Swallowdale is the latest book we’ve finished in Arthur Ransome’s excellent Swallows and Amazons series. The books tell the story of a group of children who were allowed to have all sorts of adventures in England’s Lake District back in the 1920s or so. The kids operate sailboats, camp out alone on islands, drink presumably caffeinated tea, have imaginative pirate wars, and basically do all sorts of things that kids nowadays would never be allowed. They are remarkably self-reliant and trustworthy, and I’m glad for my kids to hear about such fun and stout-hearted friends. Other than one character being a little prone to blustery name calling (she has a penchant for referring to her sister as “you goat!”) overall the characters are good examples and we all enjoy their jolly good times.
Catherine: The Great Journey, Russia, 1743 is a good book to use with elementary readers (it’s listed as a 3rd-7th grade book, but I can’t see any reason why younger kids couldn’t read it–it’s quite easy and the subject matter is glossed) as a reference for what was going on in Russia between Peter the Great and Catherine the Great. This fictionalized account tells how young Catherine came to Russia as a 14 year old and her harrowing journey to becoming Empress. If you’ve studied this time period as an adult you might be wondering how on earth you could present this stuff to a child, but the book does a good job of letting the reader know that Catherine’s husband was deranged and weird without making it too terribly disturbing.
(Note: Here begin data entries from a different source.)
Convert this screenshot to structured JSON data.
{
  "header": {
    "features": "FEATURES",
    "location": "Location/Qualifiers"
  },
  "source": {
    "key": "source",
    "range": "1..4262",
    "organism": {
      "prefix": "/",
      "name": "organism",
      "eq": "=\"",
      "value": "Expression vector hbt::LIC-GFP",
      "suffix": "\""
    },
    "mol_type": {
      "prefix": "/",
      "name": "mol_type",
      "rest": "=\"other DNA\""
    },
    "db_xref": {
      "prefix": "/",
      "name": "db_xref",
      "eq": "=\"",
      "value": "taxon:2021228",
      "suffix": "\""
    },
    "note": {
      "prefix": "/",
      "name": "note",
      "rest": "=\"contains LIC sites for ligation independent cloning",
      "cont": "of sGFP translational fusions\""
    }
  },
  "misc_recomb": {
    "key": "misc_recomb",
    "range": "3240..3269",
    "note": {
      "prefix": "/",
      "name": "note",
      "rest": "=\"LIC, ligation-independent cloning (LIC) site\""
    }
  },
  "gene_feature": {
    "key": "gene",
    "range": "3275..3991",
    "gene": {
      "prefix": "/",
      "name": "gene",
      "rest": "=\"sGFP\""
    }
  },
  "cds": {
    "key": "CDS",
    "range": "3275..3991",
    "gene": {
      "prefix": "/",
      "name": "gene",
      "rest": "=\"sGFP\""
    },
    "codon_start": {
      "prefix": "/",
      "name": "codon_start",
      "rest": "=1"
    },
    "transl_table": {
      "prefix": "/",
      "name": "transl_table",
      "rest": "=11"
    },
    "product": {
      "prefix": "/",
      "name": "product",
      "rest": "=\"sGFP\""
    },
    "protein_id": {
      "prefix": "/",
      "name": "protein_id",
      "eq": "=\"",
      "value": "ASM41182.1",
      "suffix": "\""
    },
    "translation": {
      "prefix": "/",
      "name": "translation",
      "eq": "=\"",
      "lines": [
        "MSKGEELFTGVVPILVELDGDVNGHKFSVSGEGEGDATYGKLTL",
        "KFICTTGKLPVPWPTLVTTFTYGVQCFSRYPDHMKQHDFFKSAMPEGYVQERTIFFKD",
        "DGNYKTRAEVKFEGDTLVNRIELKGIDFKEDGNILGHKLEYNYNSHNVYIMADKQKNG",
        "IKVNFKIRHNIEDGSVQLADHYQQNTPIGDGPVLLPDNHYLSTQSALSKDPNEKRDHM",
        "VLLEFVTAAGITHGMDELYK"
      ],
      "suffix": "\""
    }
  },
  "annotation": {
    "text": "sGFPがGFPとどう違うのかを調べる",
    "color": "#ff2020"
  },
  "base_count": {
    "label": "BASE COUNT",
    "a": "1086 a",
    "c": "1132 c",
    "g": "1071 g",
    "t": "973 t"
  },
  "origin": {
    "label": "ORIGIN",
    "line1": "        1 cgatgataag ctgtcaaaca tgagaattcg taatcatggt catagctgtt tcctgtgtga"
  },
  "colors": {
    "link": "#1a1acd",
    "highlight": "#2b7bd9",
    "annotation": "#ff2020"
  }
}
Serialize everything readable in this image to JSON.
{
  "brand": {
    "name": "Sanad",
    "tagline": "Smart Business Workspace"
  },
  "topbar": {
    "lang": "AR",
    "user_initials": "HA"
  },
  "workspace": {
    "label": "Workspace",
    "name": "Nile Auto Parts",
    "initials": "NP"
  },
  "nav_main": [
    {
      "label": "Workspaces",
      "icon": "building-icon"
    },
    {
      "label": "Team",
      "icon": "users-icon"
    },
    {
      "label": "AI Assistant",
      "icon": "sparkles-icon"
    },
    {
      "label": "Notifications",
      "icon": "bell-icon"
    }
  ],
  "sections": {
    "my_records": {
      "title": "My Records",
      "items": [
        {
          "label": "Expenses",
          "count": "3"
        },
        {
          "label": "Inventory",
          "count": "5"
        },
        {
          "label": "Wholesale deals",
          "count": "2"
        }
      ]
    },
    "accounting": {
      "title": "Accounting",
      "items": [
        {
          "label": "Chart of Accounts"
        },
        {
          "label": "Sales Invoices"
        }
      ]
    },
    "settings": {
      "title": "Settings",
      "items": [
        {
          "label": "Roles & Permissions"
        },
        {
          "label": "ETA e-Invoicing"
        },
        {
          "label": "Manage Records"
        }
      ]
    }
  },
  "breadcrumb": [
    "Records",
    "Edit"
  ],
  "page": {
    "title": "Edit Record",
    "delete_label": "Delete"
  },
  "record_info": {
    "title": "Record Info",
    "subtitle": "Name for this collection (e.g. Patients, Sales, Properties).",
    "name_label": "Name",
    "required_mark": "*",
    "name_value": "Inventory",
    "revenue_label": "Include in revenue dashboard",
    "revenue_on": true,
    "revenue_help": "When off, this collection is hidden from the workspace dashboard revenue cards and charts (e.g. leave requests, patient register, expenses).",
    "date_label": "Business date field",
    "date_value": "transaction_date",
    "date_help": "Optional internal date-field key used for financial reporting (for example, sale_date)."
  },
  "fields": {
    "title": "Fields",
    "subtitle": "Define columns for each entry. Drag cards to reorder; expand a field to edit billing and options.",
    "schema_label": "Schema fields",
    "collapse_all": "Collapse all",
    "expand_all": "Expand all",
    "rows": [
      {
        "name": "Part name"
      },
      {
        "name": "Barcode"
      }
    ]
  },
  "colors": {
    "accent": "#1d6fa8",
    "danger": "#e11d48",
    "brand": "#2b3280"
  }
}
Colonial Living is a rather massive but excellently illustrated and deeply detailed resource on day-to-day life in the American colonies from the earliest European settlements to the eve of the Revolutionary War. The book was assigned as a read-aloud for Tapestry, and reading a little bit every day made it more manageable, but it still took us a couple of months of school days to read it all. The text is quite detailed but not dry, and the beautiful line drawings illustrating throughout are worth looking at even if your kids are too young to get into the text. Even as an adult I learned quite a bit from this book, and would highly recommend it.
We read Calico Captive out loud as a family a couple of years ago, but Hannah read it again to herself a couple of times and when my aunt expressed an interest in going on our Starbucks book club during her visit, Hannah thought this book would be a good one to discuss. Fortunately it fits right in with what we’re studying in school, and dovetails nicely with The Arrow Over the Door described above. In Calico Captive an American family from frontier New Hampshire is captured by Abenaki raiders and sold to the French in Montreal. The details of their harrowing journey and struggle to be ransomed are interesting, especially set in the context of the main character, a young girl who is learning to grow up. The book has a nice mix of adventure, frontier living, fashions, and quests to keep the reader or listener enthralled. I enjoyed reading it a second time.
What have you been reading with or to your kids this month?